Étaient-elles toujours ensemble où les gardes les avaient-ils séparées, de peur qu'elles ne s'allient pour s'échapper ? Même si ç'aurait été une bonne idée et qu'elles auraient pu avoir de bonnes chances d'atteindre leur but en faisant équipe, Maeve en voulait trop à Hailey pour ça. Lui en vouloir pour quoi, exactement ? Parce qu'elle avait voulu en savoir un peu pus sur elle ? Ce n'était pas une raison valable... et d'ailleurs, pourquoi voulait-elle tellement restée cachée ? Ça n'avait aucun sens.

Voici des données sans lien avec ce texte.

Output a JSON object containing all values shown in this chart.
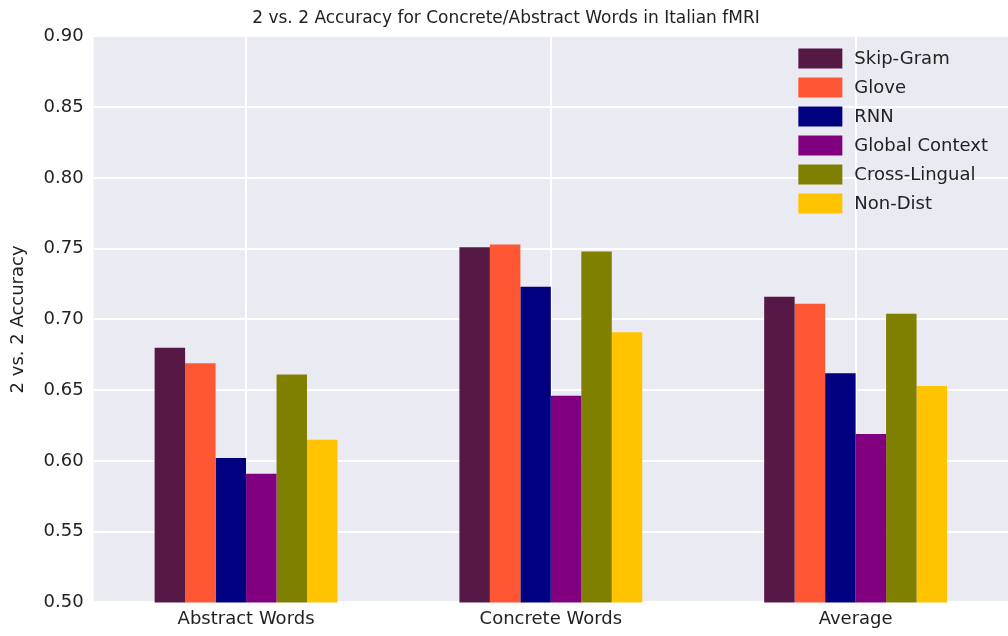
{
  "chart_data": {
    "type": "bar",
    "title": "2 vs. 2 Accuracy for Concrete/Abstract Words in Italian fMRI",
    "ylabel": "2 vs. 2 Accuracy",
    "categories": [
      "Abstract Words",
      "Concrete Words",
      "Average"
    ],
    "series": [
      {
        "name": "Skip-Gram",
        "color": "#561845",
        "values": [
          0.68,
          0.751,
          0.716
        ]
      },
      {
        "name": "Glove",
        "color": "#ff5733",
        "values": [
          0.669,
          0.753,
          0.711
        ]
      },
      {
        "name": "RNN",
        "color": "#000080",
        "values": [
          0.602,
          0.723,
          0.662
        ]
      },
      {
        "name": "Global Context",
        "color": "#800080",
        "values": [
          0.591,
          0.646,
          0.619
        ]
      },
      {
        "name": "Cross-Lingual",
        "color": "#808000",
        "values": [
          0.661,
          0.748,
          0.704
        ]
      },
      {
        "name": "Non-Dist",
        "color": "#ffc300",
        "values": [
          0.615,
          0.691,
          0.653
        ]
      }
    ],
    "ylim": [
      0.5,
      0.9
    ],
    "yticks": [
      {
        "value": 0.5,
        "label": "0.50"
      },
      0.55,
      {
        "value": 0.6,
        "label": "0.60"
      },
      0.65,
      {
        "value": 0.7,
        "label": "0.70"
      },
      0.75,
      {
        "value": 0.8,
        "label": "0.80"
      },
      0.85,
      {
        "value": 0.9,
        "label": "0.90"
      }
    ],
    "grid": true,
    "legend": "top right"
  }
}
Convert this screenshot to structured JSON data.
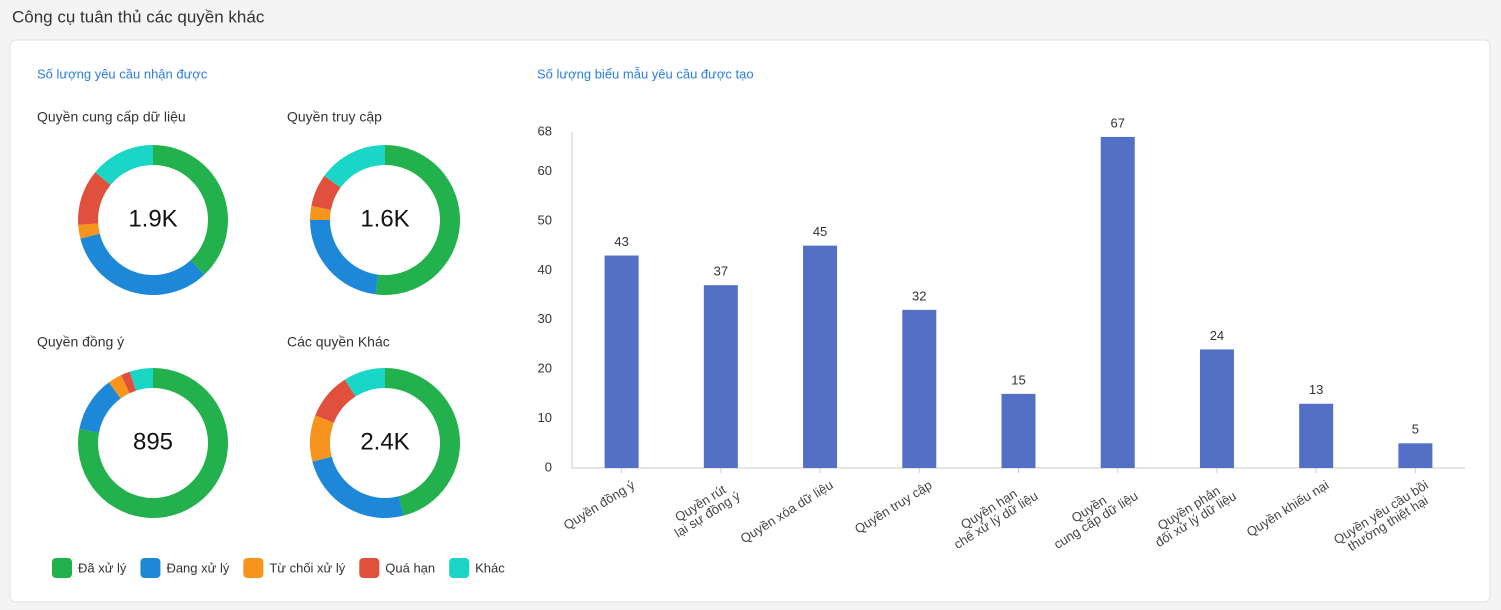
{
  "page_title": "Công cụ tuân thủ các quyền khác",
  "chart_data": [
    {
      "type": "donut",
      "title": "Số lượng yêu cầu nhận được",
      "categories": [
        "Đã xử lý",
        "Đang xử lý",
        "Từ chối xử lý",
        "Quá hạn",
        "Khác"
      ],
      "colors": [
        "#22b14c",
        "#1e88d8",
        "#f7941d",
        "#e0503c",
        "#1ad6c6"
      ],
      "series": [
        {
          "name": "Quyền cung cấp dữ liệu",
          "center_label": "1.9K",
          "values": [
            38,
            33,
            3,
            12,
            14
          ]
        },
        {
          "name": "Quyền truy cập",
          "center_label": "1.6K",
          "values": [
            52,
            23,
            3,
            7,
            15
          ]
        },
        {
          "name": "Quyền đồng ý",
          "center_label": "895",
          "values": [
            78,
            12,
            3,
            2,
            5
          ]
        },
        {
          "name": "Các quyền Khác",
          "center_label": "2.4K",
          "values": [
            46,
            25,
            10,
            10,
            9
          ]
        }
      ]
    },
    {
      "type": "bar",
      "title": "Số lượng biểu mẫu yêu cầu được tạo",
      "categories": [
        "Quyền đồng ý",
        "Quyền rút\nlại sự đồng ý",
        "Quyền xóa dữ liệu",
        "Quyền truy cập",
        "Quyền hạn\nchế xử lý dữ liệu",
        "Quyền\ncung cấp dữ liệu",
        "Quyền phản\nđối xử lý dữ liệu",
        "Quyền khiếu nại",
        "Quyền yêu cầu bồi\nthường thiệt hại"
      ],
      "values": [
        43,
        37,
        45,
        32,
        15,
        67,
        24,
        13,
        5
      ],
      "color": "#5470c6",
      "ylim": [
        0,
        68
      ],
      "yticks": [
        0,
        10,
        20,
        30,
        40,
        50,
        60,
        68
      ]
    }
  ]
}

Une bourrasque d'air froid la tira de ses pensées et elle frissonna. Bien. Elle commençait donc à reprendre le contrôle de ses mouvements. Quelqu'un la prit par les épaules avant de la porter, calant ses bras sous ses genoux et son cou. Il faisait froid, et l'uniforme distribués aux incarcérés de Hansaï n'était constitué qu'avec des vêtements légers, blancs comme neige. Pour qu'ils soient reconnaissable, d'abord, mais aussi pour qu'ils n'osent pas braver le froid des hivers de Laena, plus encore ceux de Komichi, suffisamment proche d'Okuno pour « profiter » de sa neige.
Hailey voulut empêcher ses dents de claquer, pour qu'on ne remarque pas qu'elle commençait à se réveiller, mais le garde qui la tenait s'arrêta un instant et la couvrit de ce qui lui sembla être une veste typique d'Okuno, faite dans un tissus qui attirait et retenait la chaleur.

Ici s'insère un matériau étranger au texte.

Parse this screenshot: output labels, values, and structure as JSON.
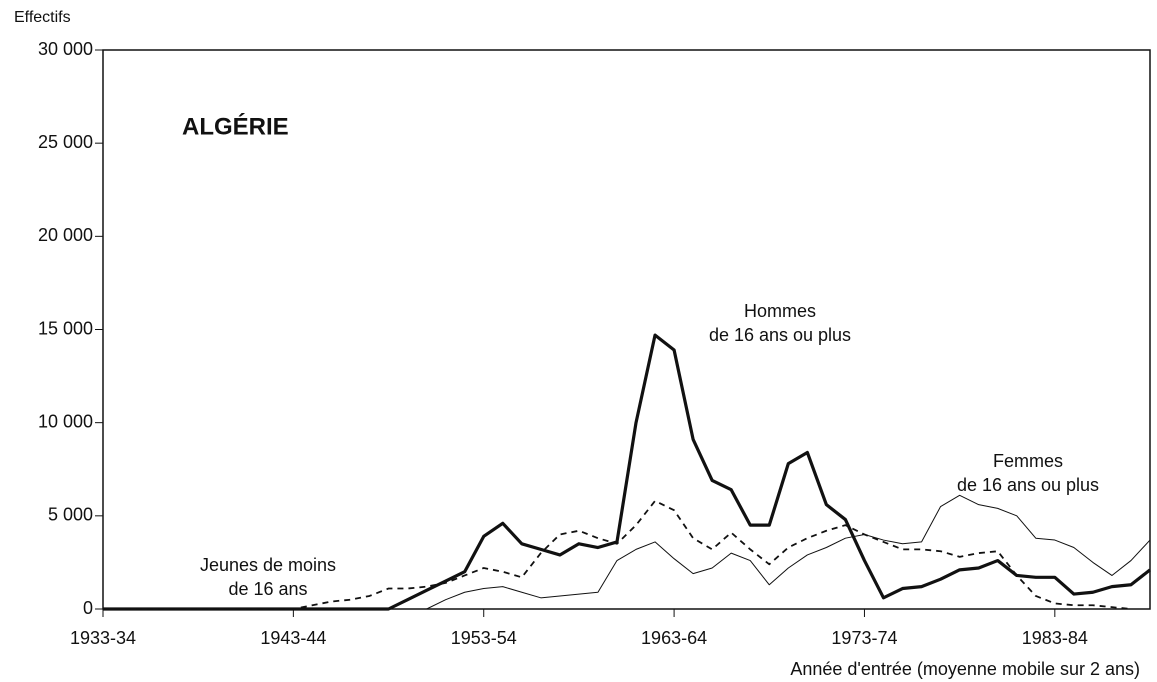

L'adolescente murmura un « Merci » si faible qu'elle-même douta de l'avoir entendu, et se prit à espérer que Maeve n'était pas encore morte de froid. Si elle avait vraiment redouté la chaleur étouffante de Hansaï, elle ne résisterait pas deux secondes à Okuno.
Elle entrouvrit les yeux pour savoir où elle se trouvait, mais le garde la secoua un instant et elle ferma les paupières, comprenant le message. Peu importait la raison qui poussait l'inconnu à l'aider. Elle avait clairement besoin d'aide, et tant mieux si elle en recevait.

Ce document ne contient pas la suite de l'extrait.